In a special feature, The Financial Times reports that the e-learning market for management development in the US is suffering a fall-out made more serious by the threat of recession.

The paper reports that despite some warning of the need for caution, some of the many business schools which entered into the e-learning market are beginning to struggle with their delivery. One company, Quisic, which was developing online management programmes for the the University of North Carolina, as well as the London Business School this side of the Atlantic, has cancelled both programmes, having developed just one course programme for the London Business School. Professor Bob Mittelstaedt, vice-dean of execitve education at the Wharton School, University of Pennsylvania, has argued that quality courses are expensive to support in an uncertain market. The Wharton School itself has developed one course on e-commerce together with FTKnowledge which has had little take-up, and has noted problems with video-conferencing as a means of delivery.

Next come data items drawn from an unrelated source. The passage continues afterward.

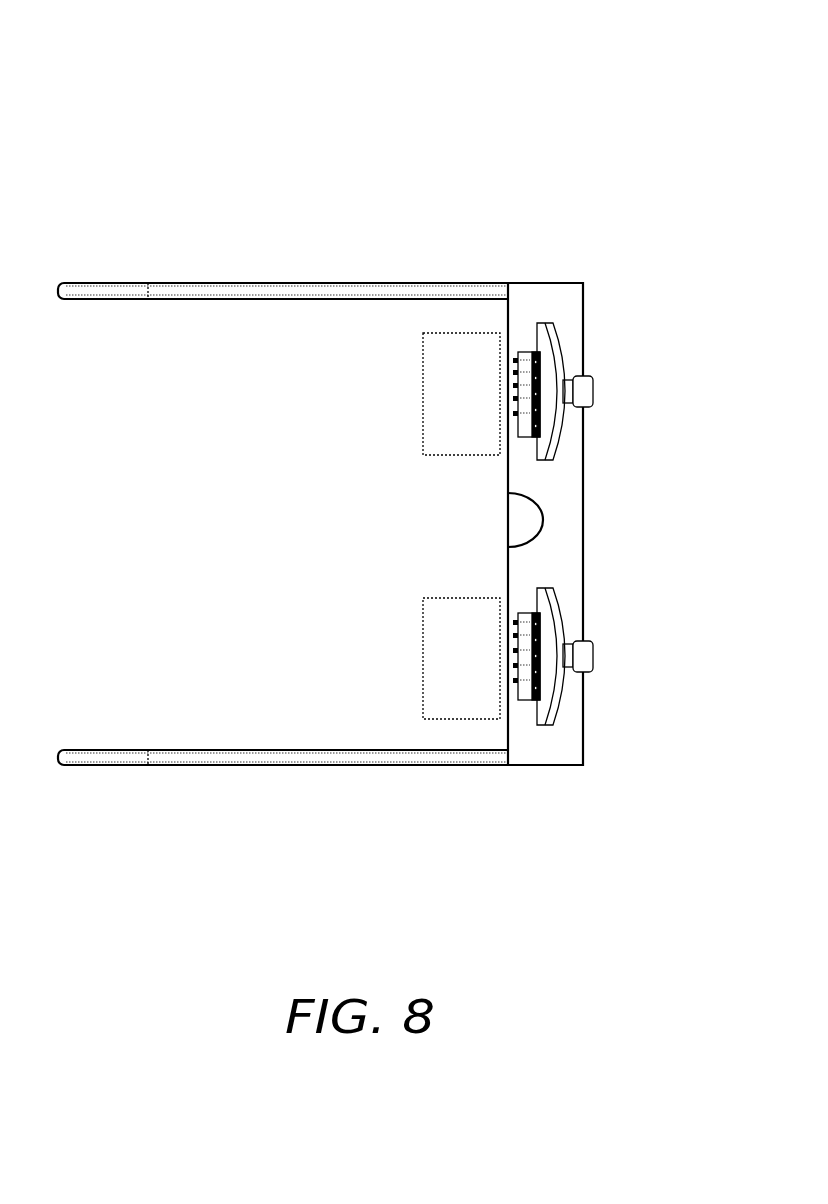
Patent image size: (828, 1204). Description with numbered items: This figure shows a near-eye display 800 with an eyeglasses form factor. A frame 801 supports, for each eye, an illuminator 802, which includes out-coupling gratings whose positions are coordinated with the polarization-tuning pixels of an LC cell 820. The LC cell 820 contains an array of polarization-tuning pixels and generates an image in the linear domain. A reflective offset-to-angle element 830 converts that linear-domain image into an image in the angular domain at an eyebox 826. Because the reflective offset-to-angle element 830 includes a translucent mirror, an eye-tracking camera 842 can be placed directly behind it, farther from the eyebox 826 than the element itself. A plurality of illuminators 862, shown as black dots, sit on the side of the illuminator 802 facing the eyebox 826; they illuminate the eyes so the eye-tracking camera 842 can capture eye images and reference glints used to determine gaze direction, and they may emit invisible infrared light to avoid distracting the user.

The near-eye display 800 is at (347, 124).
The frame 801 is at (443, 293).
The illuminator 802 is at (521, 350).
The LC cell 820 is at (530, 440).
The eyebox 826 is at (482, 404).
The reflective offset-to-angle element 830 is at (553, 322).
The eye-tracking camera 842 is at (597, 390).
The illuminators 862 is at (513, 440).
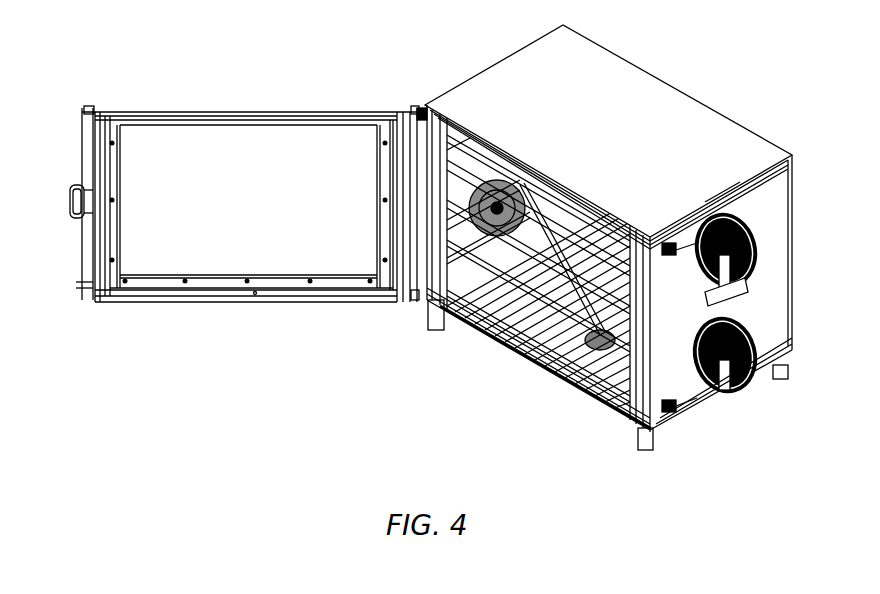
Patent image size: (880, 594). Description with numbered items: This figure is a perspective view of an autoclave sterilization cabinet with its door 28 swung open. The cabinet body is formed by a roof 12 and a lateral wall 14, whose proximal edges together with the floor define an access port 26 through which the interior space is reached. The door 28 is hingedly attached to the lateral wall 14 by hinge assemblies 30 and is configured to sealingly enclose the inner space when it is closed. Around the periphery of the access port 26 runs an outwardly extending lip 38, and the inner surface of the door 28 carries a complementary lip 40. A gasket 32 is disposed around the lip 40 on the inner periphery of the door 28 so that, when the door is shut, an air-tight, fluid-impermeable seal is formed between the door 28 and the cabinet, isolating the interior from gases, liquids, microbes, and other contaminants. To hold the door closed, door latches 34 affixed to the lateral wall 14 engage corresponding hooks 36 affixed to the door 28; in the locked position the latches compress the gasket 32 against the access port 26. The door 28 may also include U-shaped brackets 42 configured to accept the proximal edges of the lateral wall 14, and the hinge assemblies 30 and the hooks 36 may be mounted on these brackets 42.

The roof 12 is at (714, 110).
The lateral wall 14 is at (793, 243).
The access port 26 is at (524, 342).
The door 28 is at (205, 108).
The hinge assemblies 30 is at (421, 108).
The gasket 32 is at (210, 293).
The door latches 34 is at (694, 408).
The hooks 36 is at (80, 283).
The lip 38 is at (647, 393).
The lip 40 is at (260, 295).
The U-shaped brackets 42 is at (92, 106).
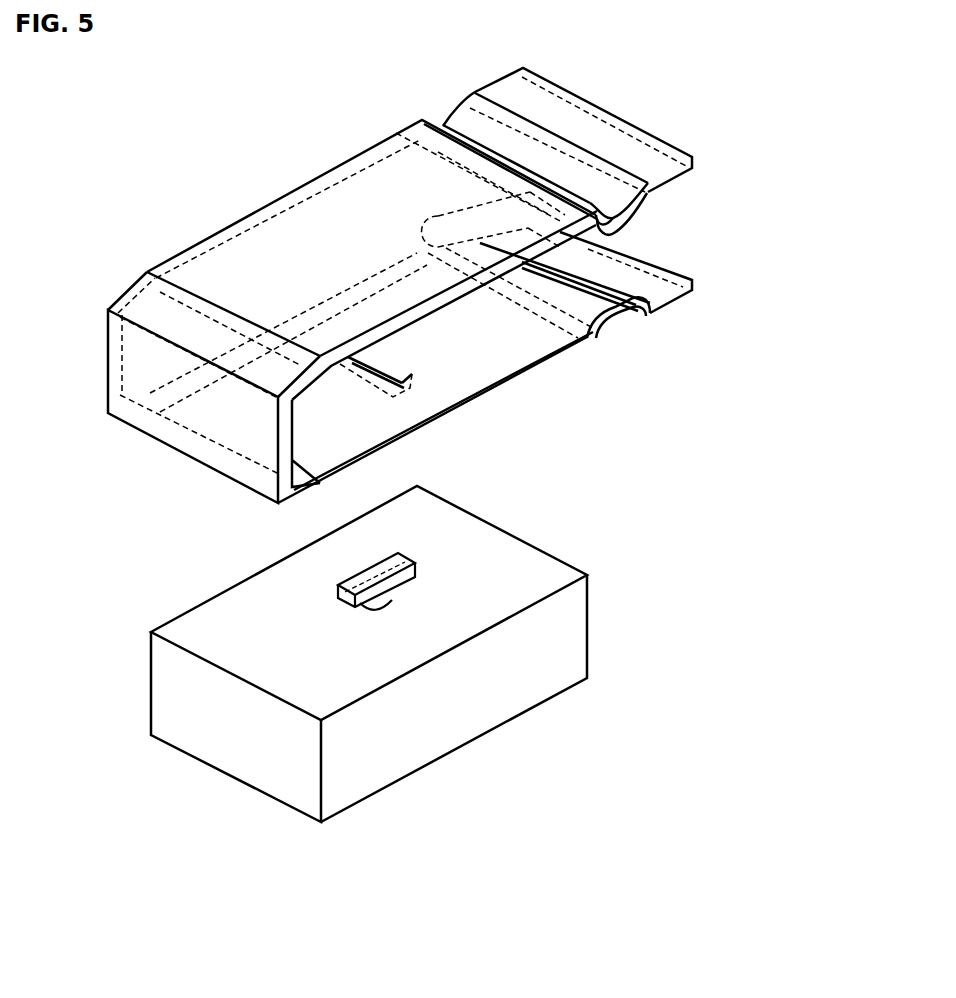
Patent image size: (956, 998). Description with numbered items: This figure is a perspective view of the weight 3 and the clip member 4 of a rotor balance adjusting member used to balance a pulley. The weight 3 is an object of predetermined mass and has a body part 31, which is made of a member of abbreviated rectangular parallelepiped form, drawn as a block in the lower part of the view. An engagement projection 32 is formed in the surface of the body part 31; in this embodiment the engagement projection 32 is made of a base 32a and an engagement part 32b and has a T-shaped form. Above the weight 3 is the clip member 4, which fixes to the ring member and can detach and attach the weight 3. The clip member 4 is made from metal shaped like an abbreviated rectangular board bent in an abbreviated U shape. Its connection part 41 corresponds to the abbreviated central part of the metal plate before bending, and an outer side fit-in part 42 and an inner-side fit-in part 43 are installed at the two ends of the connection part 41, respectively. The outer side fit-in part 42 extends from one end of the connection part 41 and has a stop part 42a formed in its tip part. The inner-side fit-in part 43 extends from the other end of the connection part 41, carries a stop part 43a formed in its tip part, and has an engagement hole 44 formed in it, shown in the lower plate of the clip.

The weight 3 is at (376, 832).
The body part 31 is at (571, 635).
The engagement projection 32 is at (530, 484).
The base 32a is at (383, 598).
The engagement part 32b is at (388, 553).
The clip member 4 is at (355, 89).
The connection part 41 is at (143, 373).
The outer side fit-in part 42 is at (318, 217).
The stop part 42a is at (640, 205).
The inner-side fit-in part 43 is at (467, 380).
The stop part 43a is at (624, 316).
The engagement hole 44 is at (407, 378).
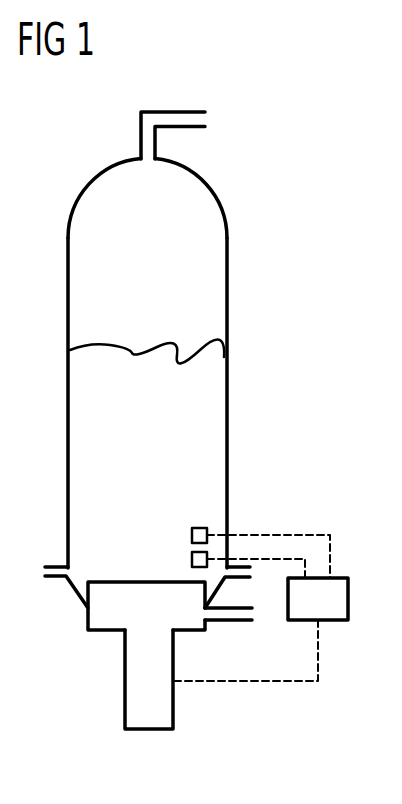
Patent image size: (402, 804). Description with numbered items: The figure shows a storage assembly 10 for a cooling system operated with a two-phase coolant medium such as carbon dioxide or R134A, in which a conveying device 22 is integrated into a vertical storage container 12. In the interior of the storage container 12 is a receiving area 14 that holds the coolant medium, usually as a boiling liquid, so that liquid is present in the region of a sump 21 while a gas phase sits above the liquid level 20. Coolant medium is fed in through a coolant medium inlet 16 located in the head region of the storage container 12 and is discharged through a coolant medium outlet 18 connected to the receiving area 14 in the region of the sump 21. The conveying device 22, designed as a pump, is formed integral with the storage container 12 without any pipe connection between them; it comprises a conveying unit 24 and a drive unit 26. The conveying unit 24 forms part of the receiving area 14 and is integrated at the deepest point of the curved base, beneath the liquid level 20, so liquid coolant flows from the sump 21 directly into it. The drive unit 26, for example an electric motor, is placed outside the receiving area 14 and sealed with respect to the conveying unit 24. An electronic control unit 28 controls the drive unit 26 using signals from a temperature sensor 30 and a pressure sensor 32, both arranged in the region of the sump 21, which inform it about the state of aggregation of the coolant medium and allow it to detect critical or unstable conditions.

The storage assembly 10 is at (262, 206).
The storage container 12 is at (228, 294).
The receiving area 14 is at (77, 253).
The coolant medium inlet 16 is at (187, 118).
The coolant medium outlet 18 is at (238, 618).
The liquid level 20 is at (143, 348).
The sump 21 is at (84, 573).
The conveying device 22 is at (86, 672).
The conveying unit 24 is at (113, 590).
The drive unit 26 is at (148, 722).
The electronic control unit 28 is at (338, 620).
The temperature sensor 30 is at (199, 527).
The pressure sensor 32 is at (191, 559).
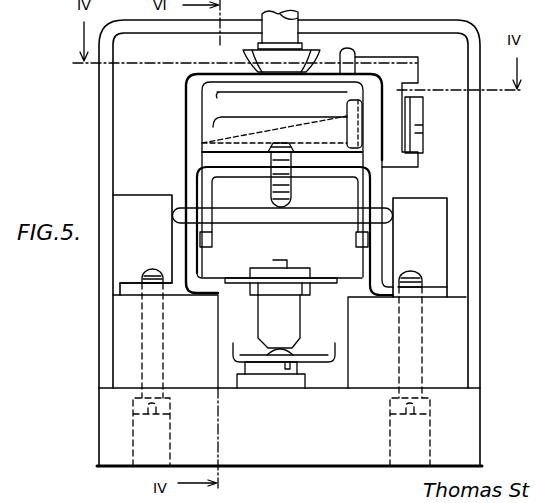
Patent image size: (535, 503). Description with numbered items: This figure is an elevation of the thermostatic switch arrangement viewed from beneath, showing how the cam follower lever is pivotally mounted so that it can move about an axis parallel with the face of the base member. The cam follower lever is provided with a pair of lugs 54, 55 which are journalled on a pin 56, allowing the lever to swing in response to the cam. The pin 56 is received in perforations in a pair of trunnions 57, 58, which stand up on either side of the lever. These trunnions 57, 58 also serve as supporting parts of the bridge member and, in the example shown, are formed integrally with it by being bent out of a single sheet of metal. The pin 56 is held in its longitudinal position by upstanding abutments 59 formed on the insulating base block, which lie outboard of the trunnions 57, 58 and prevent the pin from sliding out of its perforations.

The lug 54 is at (211, 236).
The lug 55 is at (355, 238).
The pin 56 is at (276, 214).
The trunnion 57 is at (188, 262).
The trunnion 58 is at (375, 265).
The upstanding abutment 59 is at (147, 188).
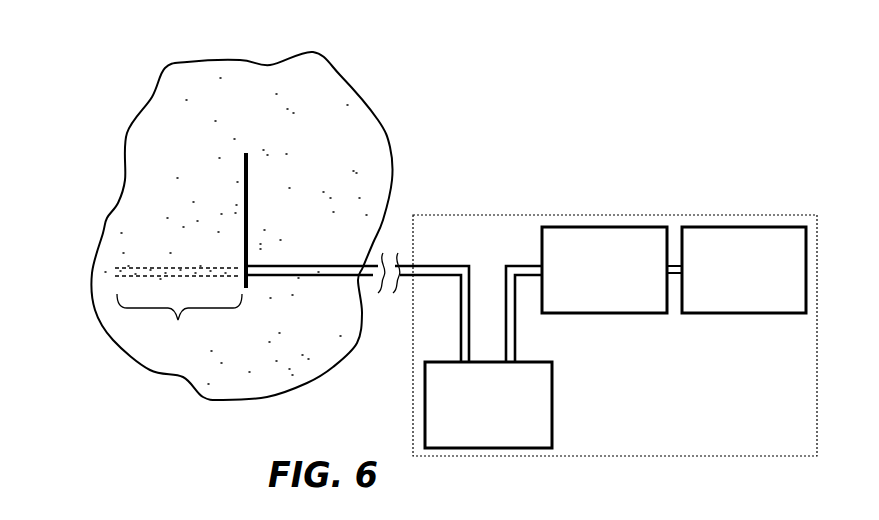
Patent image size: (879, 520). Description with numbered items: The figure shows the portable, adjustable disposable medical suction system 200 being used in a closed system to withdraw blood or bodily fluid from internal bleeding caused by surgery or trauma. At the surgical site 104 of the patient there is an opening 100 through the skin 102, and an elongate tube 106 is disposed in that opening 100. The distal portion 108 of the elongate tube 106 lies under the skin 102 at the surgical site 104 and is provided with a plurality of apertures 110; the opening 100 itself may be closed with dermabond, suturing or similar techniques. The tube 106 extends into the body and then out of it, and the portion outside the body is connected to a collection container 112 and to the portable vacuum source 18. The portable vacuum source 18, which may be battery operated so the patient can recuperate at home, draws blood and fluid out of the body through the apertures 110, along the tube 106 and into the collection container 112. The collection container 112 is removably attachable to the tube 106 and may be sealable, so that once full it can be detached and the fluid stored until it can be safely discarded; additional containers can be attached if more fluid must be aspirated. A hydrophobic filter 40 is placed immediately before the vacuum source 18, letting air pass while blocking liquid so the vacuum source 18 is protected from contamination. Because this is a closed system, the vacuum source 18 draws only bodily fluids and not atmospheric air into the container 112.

The surgical site 104 is at (313, 84).
The skin 102 is at (322, 148).
The opening 100 is at (248, 200).
The apertures 110 is at (130, 260).
The distal portion 108 is at (179, 323).
The elongate tube 106 is at (369, 278).
The portable, adjustable disposable medical suction system 200 is at (605, 215).
The hydrophobic filter 40 is at (618, 280).
The portable vacuum source 18 is at (755, 280).
The collection container 112 is at (506, 416).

The FT does identify success within a more general e-learning field, citing UNext, who've signed a deal to provide General Motors' 88,000 staff with e-learning. Although not a content provider as such, TrainingZONE PressZONE member Thinq has recently signed an agreement to provide access to e-learning materials for the US Navy.

The paper concludes by summarising that most of the big business schools remain confident that e-learning is going to play a continued role in management development, albeit on a more informal basis - the paper quotes Bob Fogel, CEO at Harvard Business School Interactive as saying he expects people to be able to take a management course instead of watching an in-flight video on a long flight.